Red Acacia / Shittah

Acacia seyal
(Acacia hockii)

Luaa or Mugaa, Acacia seyal, Eldoret, Kenya, photo © by Michael Plagens

Observed in a pasture area near Eldoret, Kenya. January 2012. I am reasonable certain ot this plant's identification. Some authorities have moved this and related acacias to Vachellia.

galls on seed pods of Acacia seyal, Eldoret, Kenya, photo © by Michael Plagens

The developing seed pods play host to one or more species of gall-causing insects. The swollen pod segments may be strangely hirsute or else bright red and are probably caused by the larvae of chalcidoid wasps less than 2 mm long. On a future trip I hope to collect some galls and examine the emerging insects. Eldoret, December 2012.

FLOWERS: Yellow-orange flowers small and densely packed into spherical clusters. Color is from the stamen filaments.
close view of bark, Acacia seyal, Eldoret, Kenya, photo © by Michael Plagens
SHRUB or TREE: Scrubby plant on rangeland. Typically trees have reddish, powdery bark, but some varieties have greenish-yellow and peeling bark bark. This was once used to distinguish A. hockii from A. seyal. Left undisturbed it reaches tree size.

LEAVES: Leaves are twice compound with the ultimate segments quite small so the leaves appear feathery.

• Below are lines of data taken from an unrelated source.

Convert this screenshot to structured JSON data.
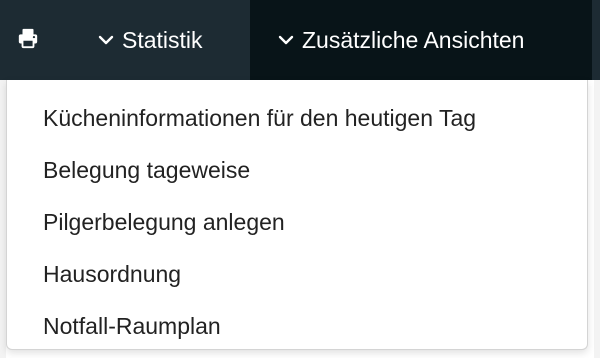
{
  "navbar": {
    "print_icon": "printer-icon",
    "statistik_label": "Statistik",
    "zusaetzliche_label": "Zusätzliche Ansichten",
    "chevron_icon": "chevron-down-icon",
    "background_color": "#1d2b33",
    "active_background_color": "#081418"
  },
  "dropdown": {
    "items": [
      {
        "label": "Kücheninformationen für den heutigen Tag"
      },
      {
        "label": "Belegung tageweise"
      },
      {
        "label": "Pilgerbelegung anlegen"
      },
      {
        "label": "Hausordnung"
      },
      {
        "label": "Notfall-Raumplan"
      }
    ]
  }
}
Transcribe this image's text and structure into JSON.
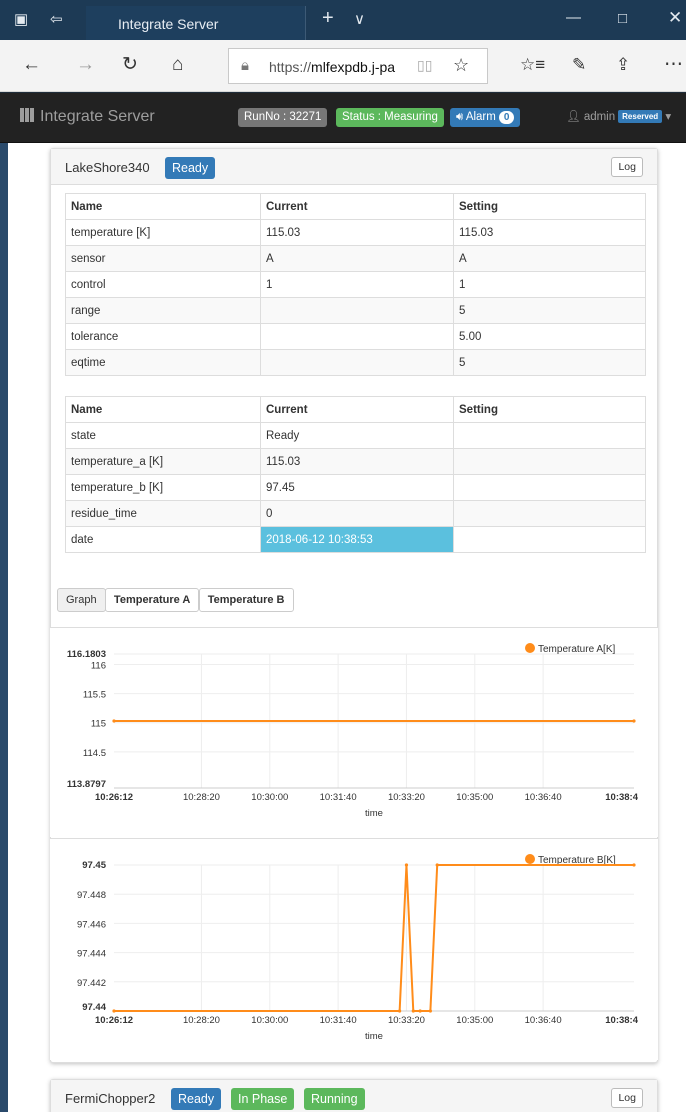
{
  "browser": {
    "tab_title": "Integrate Server",
    "url_prefix": "https://",
    "url_host": "mlfexpdb.j-pa"
  },
  "navbar": {
    "brand": "Integrate Server",
    "run_no": "RunNo : 32271",
    "status": "Status : Measuring",
    "alarm": "Alarm",
    "alarm_count": "0",
    "user": "admin",
    "reserved": "Reserved"
  },
  "lakeshore": {
    "title": "LakeShore340",
    "badge": "Ready",
    "log": "Log",
    "table1": {
      "headers": [
        "Name",
        "Current",
        "Setting"
      ],
      "rows": [
        [
          "temperature [K]",
          "115.03",
          "115.03"
        ],
        [
          "sensor",
          "A",
          "A"
        ],
        [
          "control",
          "1",
          "1"
        ],
        [
          "range",
          "",
          "5"
        ],
        [
          "tolerance",
          "",
          "5.00"
        ],
        [
          "eqtime",
          "",
          "5"
        ]
      ]
    },
    "table2": {
      "headers": [
        "Name",
        "Current",
        "Setting"
      ],
      "rows": [
        [
          "state",
          "Ready",
          ""
        ],
        [
          "temperature_a [K]",
          "115.03",
          ""
        ],
        [
          "temperature_b [K]",
          "97.45",
          ""
        ],
        [
          "residue_time",
          "0",
          ""
        ],
        [
          "date",
          "2018-06-12 10:38:53",
          ""
        ]
      ]
    },
    "graph_tabs": [
      "Graph",
      "Temperature A",
      "Temperature B"
    ]
  },
  "fermichopper": {
    "title": "FermiChopper2",
    "badges": [
      "Ready",
      "In Phase",
      "Running"
    ],
    "log": "Log"
  },
  "colors": {
    "series": "#ff8c1a",
    "ready": "#337ab7",
    "success": "#5cb85c",
    "info": "#5bc0de"
  },
  "chart_data": [
    {
      "type": "line",
      "legend": "Temperature A[K]",
      "legend_position": "top-right",
      "xlabel": "time",
      "x_ticks": [
        "10:26:12",
        "10:28:20",
        "10:30:00",
        "10:31:40",
        "10:33:20",
        "10:35:00",
        "10:36:40",
        "10:38:4"
      ],
      "y_ticks": [
        "116.1803",
        "116",
        "115.5",
        "115",
        "114.5",
        "113.8797"
      ],
      "ylim": [
        113.8797,
        116.1803
      ],
      "series": [
        {
          "name": "Temperature A[K]",
          "x": [
            "10:26:12",
            "10:38:53"
          ],
          "y": [
            115.03,
            115.03
          ]
        }
      ]
    },
    {
      "type": "line",
      "legend": "Temperature B[K]",
      "legend_position": "top-right",
      "xlabel": "time",
      "x_ticks": [
        "10:26:12",
        "10:28:20",
        "10:30:00",
        "10:31:40",
        "10:33:20",
        "10:35:00",
        "10:36:40",
        "10:38:4"
      ],
      "y_ticks": [
        "97.45",
        "97.448",
        "97.446",
        "97.444",
        "97.442",
        "97.44"
      ],
      "ylim": [
        97.44,
        97.45
      ],
      "series": [
        {
          "name": "Temperature B[K]",
          "x": [
            "10:26:12",
            "10:33:10",
            "10:33:20",
            "10:33:30",
            "10:33:40",
            "10:33:55",
            "10:34:05",
            "10:38:53"
          ],
          "y": [
            97.44,
            97.44,
            97.45,
            97.44,
            97.44,
            97.44,
            97.45,
            97.45
          ]
        }
      ]
    }
  ]
}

RANGE: This plant is native, but because it is resistant to cattle and goats it is often abundant in poorly managed pastures. Found at mid elevations up to 2000m.

FRUIT: The bean pods are slender and flattened. The seeds remain attached to the pods by slender threads for a while after it splits opens.

ARMED. Spines are a few cm long, sometimes shorter or longer and typically gray to white in color.

foliage and flowers of Acacia hockii, photo © Michael Plagens

Fabaceae -- Bean Family -- Mimosoideae - Mimosa Sub-Family

More Information:

Camponotus visiting buds on Acacia seyal, vicinity of Eldoret, Kenya. Photo © by Michael Plagens

Ants play a role in this and other acacias dominance on overgrazed pastures. The ants get sweet sustanence from glands on new buds and help defend the plant from herbivorous insects.